Playbook

Election infrastructure incident

Voter rolls, e-pollbooks, or election-night results affected.

The scenario

A voter-roll export, e-pollbook compromise, or election-night website defacement implicates your municipality, even though state or provincial authorities run the underlying election.

Who this is for: Town clerk (often the local election official), state/provincial election director, CAO.

First steps

  1. 1. Notify the state or provincial election director within the hour
    First hour

    They own the response. Your job is to hand off facts and follow their public-communication lead. Do not freelance statements.

  2. 2. Notify CISA EI-ISAC (US) or Elections Canada / Elections [Province]
    First hour

    EI-ISAC is the elections-specific MS-ISAC arm.
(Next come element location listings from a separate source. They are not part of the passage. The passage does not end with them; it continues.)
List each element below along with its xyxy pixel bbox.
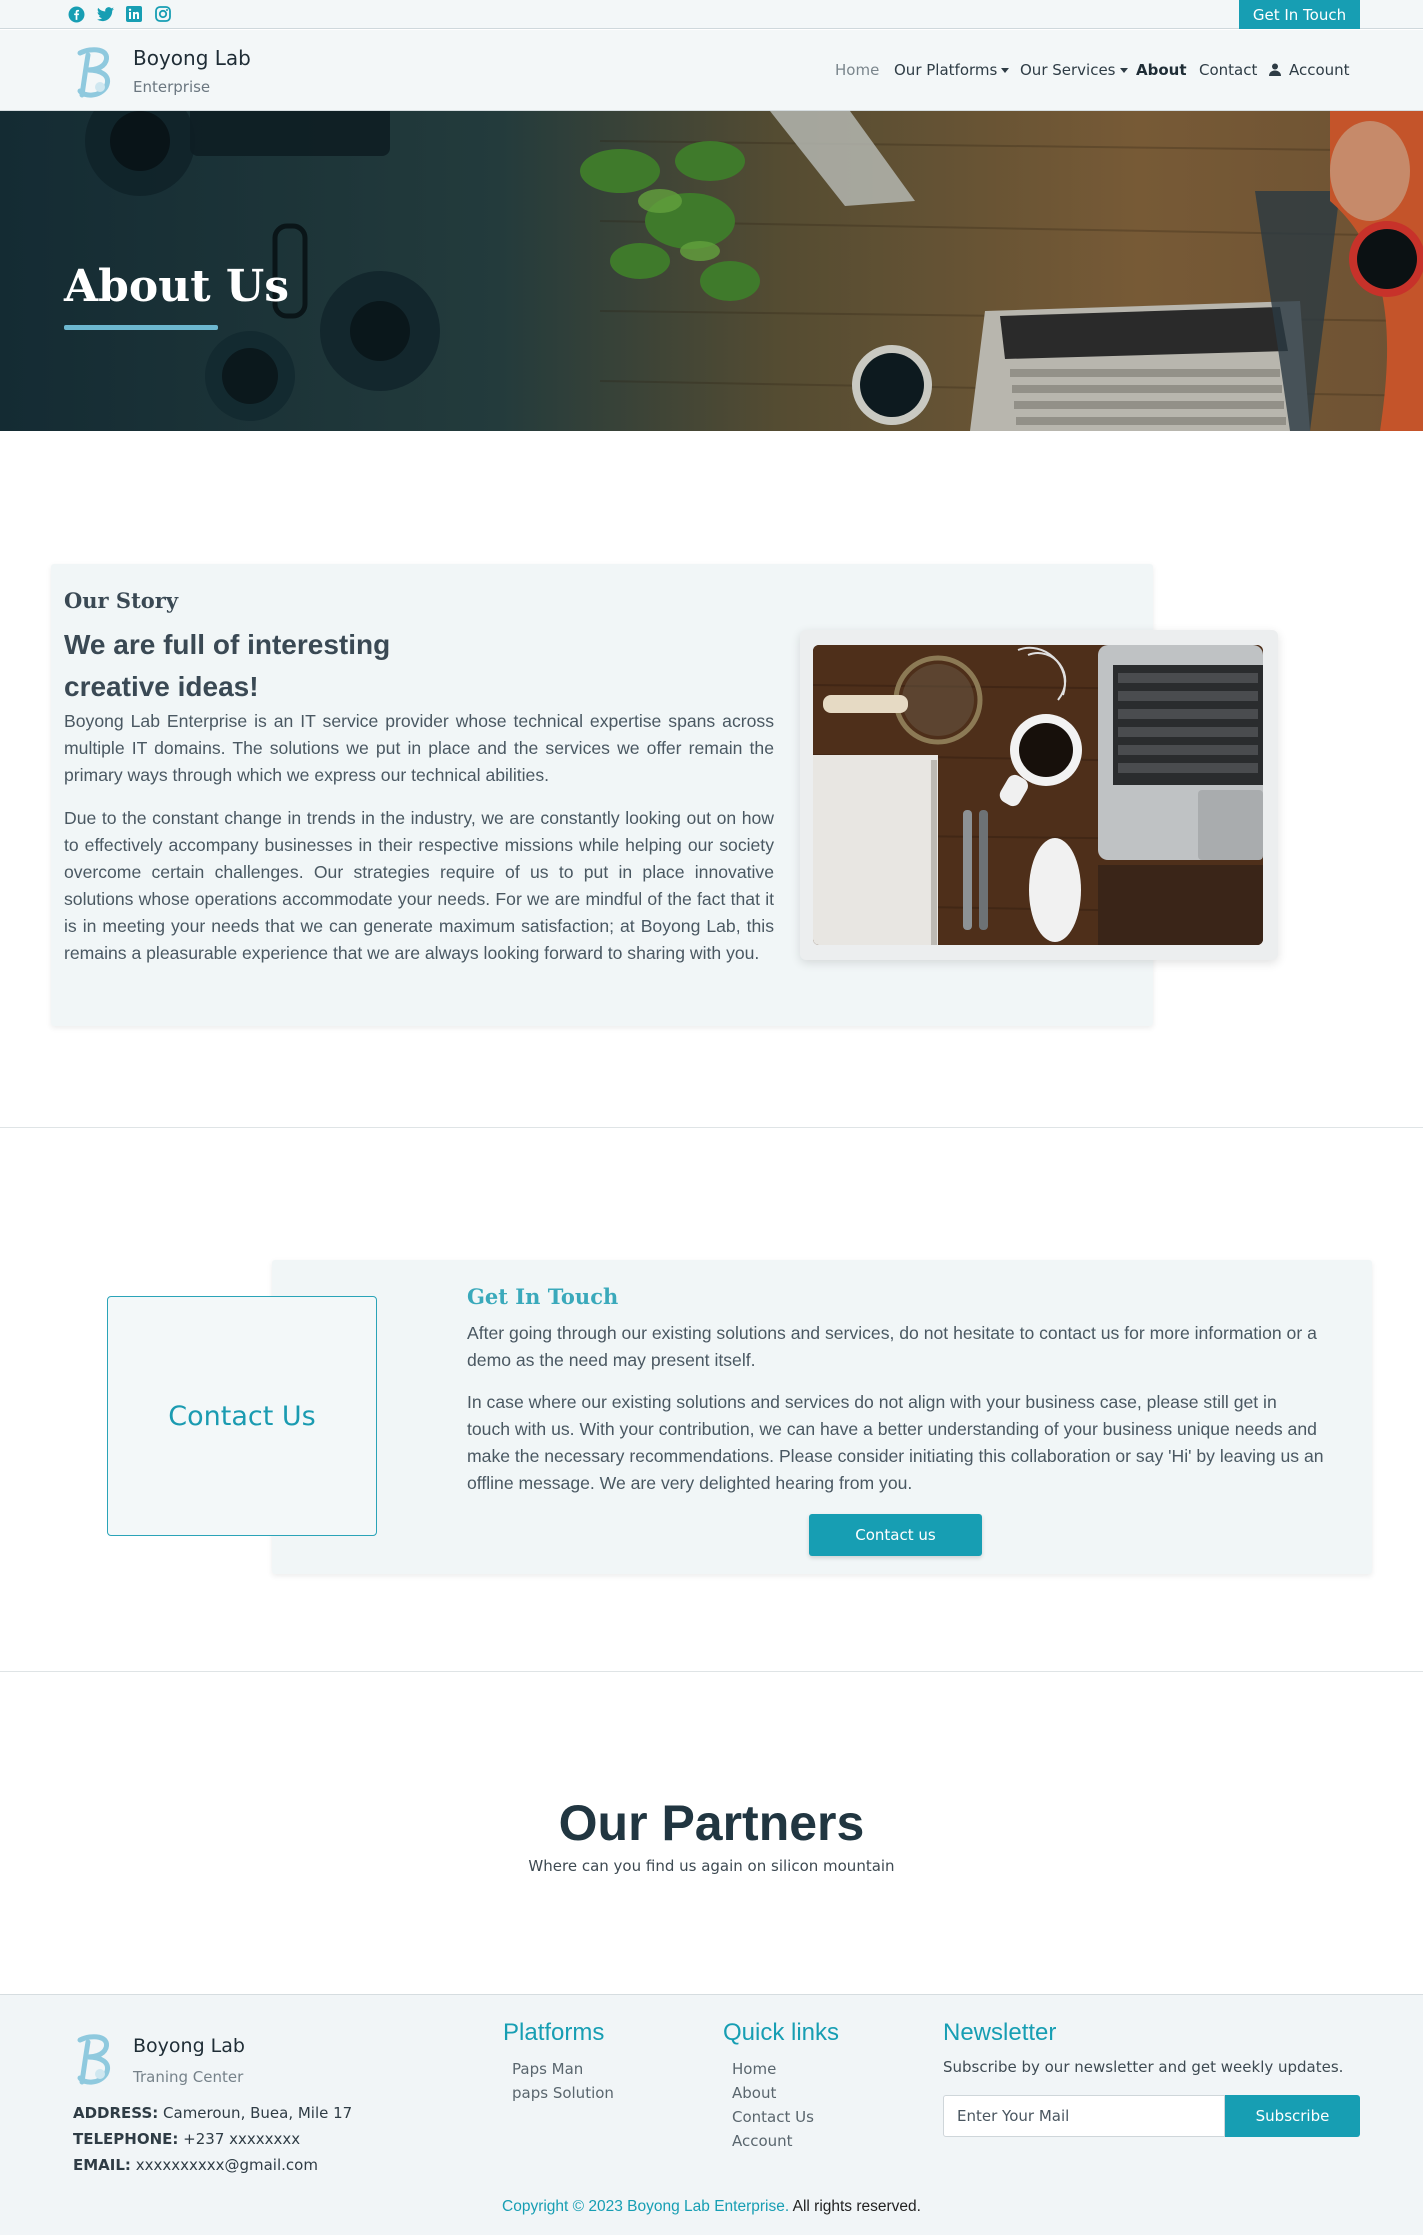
story-paragraph-2: Due to the constant change in trends in … — [64, 808, 774, 963]
contact-paragraph-2: In case where our existing solutions and… — [467, 1392, 1324, 1493]
newsletter-email-input[interactable]: Enter Your Mail — [943, 2095, 1225, 2137]
address-value: Cameroun, Buea, Mile 17 — [163, 2104, 353, 2122]
contact-us-button[interactable]: Contact us — [809, 1514, 982, 1556]
quick-links-heading: Quick links — [723, 2019, 840, 2046]
contact-us-box: Contact Us — [107, 1296, 377, 1536]
footer-address: ADDRESS: Cameroun, Buea, Mile 17 — [73, 2104, 352, 2122]
partners-subtitle: Where can you find us again on silicon m… — [528, 1857, 895, 1875]
nav-our-platforms-label: Our Platforms — [894, 61, 998, 79]
story-heading-line-1: We are full of interesting — [64, 629, 391, 660]
page-title: About Us — [64, 261, 290, 312]
top-bar: Get In Touch — [0, 0, 1423, 29]
hero-banner: About Us — [0, 111, 1423, 431]
brand-name[interactable]: Boyong Lab — [133, 46, 251, 70]
footer-link-home[interactable]: Home — [732, 2060, 776, 2078]
footer-brand-name: Boyong Lab — [133, 2035, 245, 2057]
partners-title: Our Partners — [558, 1795, 865, 1851]
address-label: ADDRESS: — [73, 2104, 159, 2122]
contact-paragraph-1: After going through our existing solutio… — [467, 1323, 1317, 1370]
nav-account[interactable]: Account — [1269, 61, 1350, 80]
subscribe-button[interactable]: Subscribe — [1225, 2095, 1360, 2137]
newsletter-text: Subscribe by our newsletter and get week… — [943, 2058, 1344, 2076]
nav-account-label: Account — [1289, 61, 1350, 79]
email-value: xxxxxxxxxx@gmail.com — [135, 2156, 318, 2174]
brand-logo[interactable] — [70, 43, 120, 105]
nav-our-services-label: Our Services — [1020, 61, 1116, 79]
section-divider — [0, 1127, 1423, 1128]
telephone-label: TELEPHONE: — [73, 2130, 179, 2148]
title-underline — [64, 325, 218, 330]
footer-link-account[interactable]: Account — [732, 2132, 793, 2150]
newsletter-heading: Newsletter — [943, 2019, 1057, 2046]
facebook-icon[interactable] — [66, 4, 86, 24]
nav-home[interactable]: Home — [835, 61, 879, 79]
footer-brand-subtitle: Traning Center — [133, 2068, 244, 2086]
footer-link-about[interactable]: About — [732, 2084, 776, 2102]
twitter-icon[interactable] — [95, 4, 115, 24]
copyright: Copyright © 2023 Boyong Lab Enterprise. … — [0, 2198, 1423, 2216]
platforms-heading: Platforms — [503, 2019, 605, 2046]
story-heading-line-2: creative ideas! — [64, 671, 259, 702]
story-image — [813, 645, 1263, 945]
footer-logo[interactable] — [70, 2030, 120, 2092]
footer-link-paps-solution[interactable]: paps Solution — [512, 2084, 614, 2102]
chevron-down-icon — [1119, 68, 1128, 73]
chevron-down-icon — [1001, 68, 1010, 73]
linkedin-icon[interactable] — [124, 4, 144, 24]
footer-link-paps-man[interactable]: Paps Man — [512, 2060, 583, 2078]
get-in-touch-button[interactable]: Get In Touch — [1239, 0, 1360, 29]
telephone-value: +237 xxxxxxxx — [183, 2130, 301, 2148]
nav-contact[interactable]: Contact — [1199, 61, 1257, 79]
get-in-touch-title: Get In Touch — [467, 1284, 619, 1309]
instagram-icon[interactable] — [153, 4, 173, 24]
story-kicker: Our Story — [64, 588, 179, 613]
email-label: EMAIL: — [73, 2156, 131, 2174]
user-icon — [1269, 62, 1281, 80]
nav-our-platforms[interactable]: Our Platforms — [894, 61, 1010, 79]
social-links — [66, 4, 182, 24]
footer-email: EMAIL: xxxxxxxxxx@gmail.com — [73, 2156, 318, 2174]
section-divider — [0, 1671, 1423, 1672]
nav-our-services[interactable]: Our Services — [1020, 61, 1128, 79]
nav-about[interactable]: About — [1136, 61, 1187, 79]
rights-reserved: All rights reserved. — [792, 2198, 921, 2215]
copyright-notice[interactable]: Copyright © 2023 Boyong Lab Enterprise. — [502, 2198, 789, 2215]
story-paragraph-1: Boyong Lab Enterprise is an IT service p… — [64, 711, 774, 785]
brand-subtitle: Enterprise — [133, 78, 211, 96]
footer-telephone: TELEPHONE: +237 xxxxxxxx — [73, 2130, 300, 2148]
footer-link-contact-us[interactable]: Contact Us — [732, 2108, 814, 2126]
story-heading: We are full of interesting creative idea… — [64, 624, 484, 708]
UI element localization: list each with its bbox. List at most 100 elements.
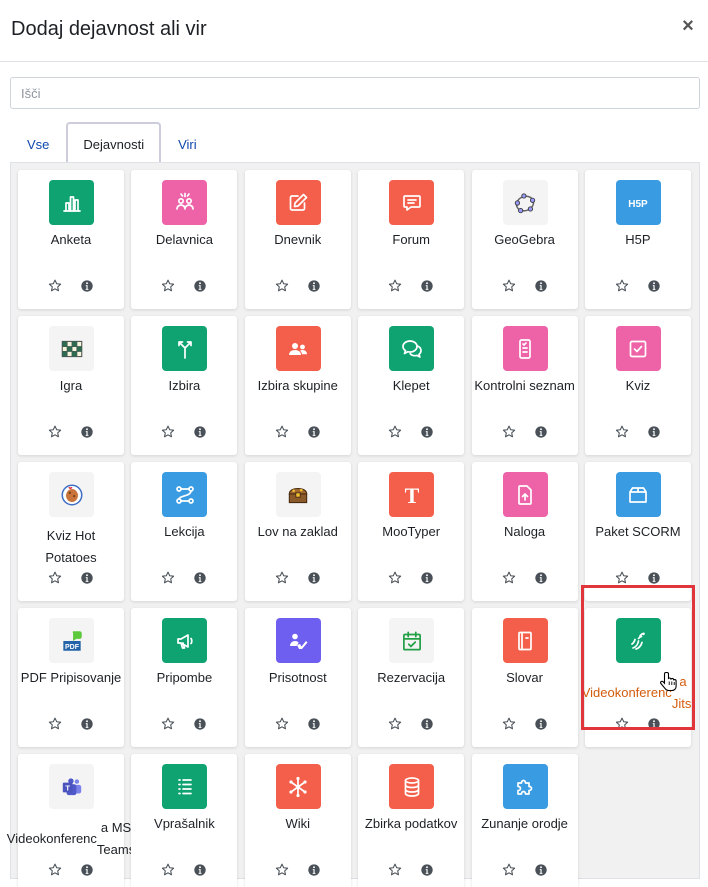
star-icon[interactable] (502, 279, 516, 293)
module-card-izbira-skupine[interactable]: Izbira skupine (244, 316, 351, 455)
module-card-geogebra[interactable]: GeoGebra (471, 170, 578, 309)
module-card-pdf-pripisovanje[interactable]: PDF PDF Pripisovanje (18, 608, 124, 747)
module-card-rezervacija[interactable]: Rezervacija (358, 608, 465, 747)
info-icon[interactable] (307, 717, 321, 731)
module-card-lekcija[interactable]: Lekcija (131, 462, 238, 601)
module-card-delavnica[interactable]: Delavnica (131, 170, 238, 309)
module-card-zunanje-orodje[interactable]: Zunanje orodje (471, 754, 578, 887)
module-card-mootyper[interactable]: T MooTyper (358, 462, 465, 601)
star-icon[interactable] (48, 279, 62, 293)
module-card-igra[interactable]: Igra (18, 316, 124, 455)
book-icon (502, 618, 548, 663)
star-icon[interactable] (502, 571, 516, 585)
info-icon[interactable] (307, 571, 321, 585)
module-label: Videokonferenc a MS Teams (7, 817, 135, 861)
info-icon[interactable] (80, 425, 94, 439)
info-icon[interactable] (80, 571, 94, 585)
info-icon[interactable] (307, 425, 321, 439)
star-icon[interactable] (388, 863, 402, 877)
star-icon[interactable] (48, 717, 62, 731)
module-card-vprasalnik[interactable]: Vprašalnik (131, 754, 238, 887)
info-icon[interactable] (420, 863, 434, 877)
info-icon[interactable] (193, 425, 207, 439)
module-card-paket-scorm[interactable]: Paket SCORM (584, 462, 691, 601)
tab-resources[interactable]: Viri (161, 122, 214, 163)
module-card-prisotnost[interactable]: Prisotnost (244, 608, 351, 747)
info-icon[interactable] (647, 571, 661, 585)
info-icon[interactable] (534, 279, 548, 293)
module-card-pripombe[interactable]: Pripombe (131, 608, 238, 747)
info-icon[interactable] (420, 717, 434, 731)
info-icon[interactable] (534, 571, 548, 585)
module-label: Rezervacija (377, 670, 446, 685)
star-icon[interactable] (48, 425, 62, 439)
module-actions (245, 863, 351, 877)
star-icon[interactable] (275, 425, 289, 439)
info-icon[interactable] (307, 279, 321, 293)
module-card-kontrolni-seznam[interactable]: Kontrolni seznam (471, 316, 578, 455)
star-icon[interactable] (388, 425, 402, 439)
hot-potatoes-icon (49, 472, 94, 517)
star-icon[interactable] (388, 279, 402, 293)
star-icon[interactable] (615, 425, 629, 439)
database-icon (389, 764, 435, 809)
star-icon[interactable] (161, 717, 175, 731)
module-card-forum[interactable]: Forum (358, 170, 465, 309)
info-icon[interactable] (420, 425, 434, 439)
module-label: Anketa (50, 232, 92, 247)
module-card-videokonferenca-ms-teams[interactable]: T Videokonferenc a MS Teams (7, 754, 135, 887)
info-icon[interactable] (80, 863, 94, 877)
star-icon[interactable] (275, 717, 289, 731)
star-icon[interactable] (502, 717, 516, 731)
info-icon[interactable] (193, 279, 207, 293)
module-card-kviz-hot-potatoes[interactable]: Kviz Hot Potatoes (18, 462, 124, 601)
module-card-kviz[interactable]: Kviz (584, 316, 691, 455)
star-icon[interactable] (161, 425, 175, 439)
module-card-slovar[interactable]: Slovar (471, 608, 578, 747)
module-card-dnevnik[interactable]: Dnevnik (244, 170, 351, 309)
star-icon[interactable] (615, 279, 629, 293)
tab-all[interactable]: Vse (10, 122, 66, 163)
info-icon[interactable] (193, 717, 207, 731)
info-icon[interactable] (647, 279, 661, 293)
star-icon[interactable] (161, 571, 175, 585)
module-card-videokonferenca-jitsi[interactable]: Videokonferenc a Jitsi (582, 608, 694, 747)
info-icon[interactable] (80, 717, 94, 731)
info-icon[interactable] (193, 863, 207, 877)
info-icon[interactable] (534, 863, 548, 877)
star-icon[interactable] (388, 571, 402, 585)
module-card-wiki[interactable]: Wiki (244, 754, 351, 887)
module-card-lov-na-zaklad[interactable]: Lov na zaklad (244, 462, 351, 601)
star-icon[interactable] (615, 717, 629, 731)
module-card-h5p[interactable]: H5P H5P (584, 170, 691, 309)
star-icon[interactable] (275, 279, 289, 293)
info-icon[interactable] (80, 279, 94, 293)
tab-activities[interactable]: Dejavnosti (66, 122, 162, 163)
search-input[interactable] (10, 77, 700, 109)
module-card-klepet[interactable]: Klepet (358, 316, 465, 455)
module-card-anketa[interactable]: Anketa (18, 170, 124, 309)
info-icon[interactable] (534, 717, 548, 731)
info-icon[interactable] (420, 571, 434, 585)
star-icon[interactable] (48, 571, 62, 585)
module-card-naloga[interactable]: Naloga (471, 462, 578, 601)
star-icon[interactable] (161, 863, 175, 877)
star-icon[interactable] (275, 571, 289, 585)
star-icon[interactable] (615, 571, 629, 585)
info-icon[interactable] (307, 863, 321, 877)
star-icon[interactable] (388, 717, 402, 731)
star-icon[interactable] (161, 279, 175, 293)
star-icon[interactable] (48, 863, 62, 877)
info-icon[interactable] (534, 425, 548, 439)
info-icon[interactable] (647, 717, 661, 731)
star-icon[interactable] (502, 863, 516, 877)
star-icon[interactable] (502, 425, 516, 439)
info-icon[interactable] (647, 425, 661, 439)
close-button[interactable]: × (678, 16, 698, 36)
info-icon[interactable] (193, 571, 207, 585)
info-icon[interactable] (420, 279, 434, 293)
module-card-zbirka-podatkov[interactable]: Zbirka podatkov (358, 754, 465, 887)
star-icon[interactable] (275, 863, 289, 877)
module-label: H5P (625, 232, 651, 247)
module-card-izbira[interactable]: Izbira (131, 316, 238, 455)
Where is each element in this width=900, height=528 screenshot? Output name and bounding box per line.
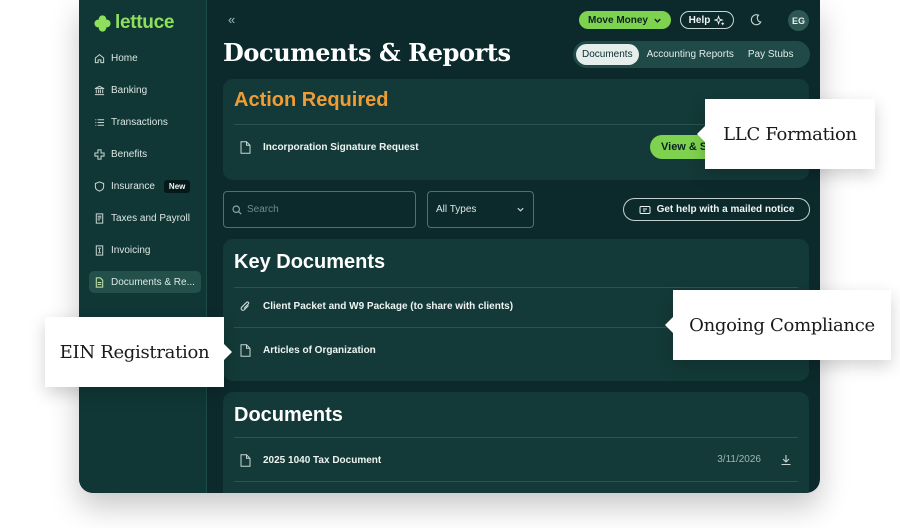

Membership is free for election offices and they are calm, fast, and discrete.

  3. 3. Preserve the e-pollbook or voter-roll system state
    First day

    Do not factory-reset devices. Image the device or coordinate with EI-ISAC to do so.

  4. 4. Confirm whether the website was defaced or the results were altered
    First day

    These are very different incidents. A defaced front page is bad PR; altered results is a constitutional matter.

Continuity of service

  • Election day: paper backup pollbooks are required in most jurisdictions — confirm they are at the polling station.
  • Results reporting: most jurisdictions have a paper canvass of record that overrides the website.

Communication

Public

Single statement, coordinated with the state/provincial election director. Do not improvise.

Council and mayor

Brief but do not authorize them to make public statements ahead of the election director.

Regulator hand-off

  • US: state election director (primary), EI-ISAC, CISA, FBI field office.
  • Canada: provincial chief electoral officer (primary), Elections Canada if a concurrent federal election, CCCS.

FAQ

Why doesn't the municipality lead the response?

Election administration is a state (US) or provincial (Canada) function in almost every jurisdiction. Locals run the polls but the legal and communications lead is upstream. Knowing this and acting on it is most of the playbook.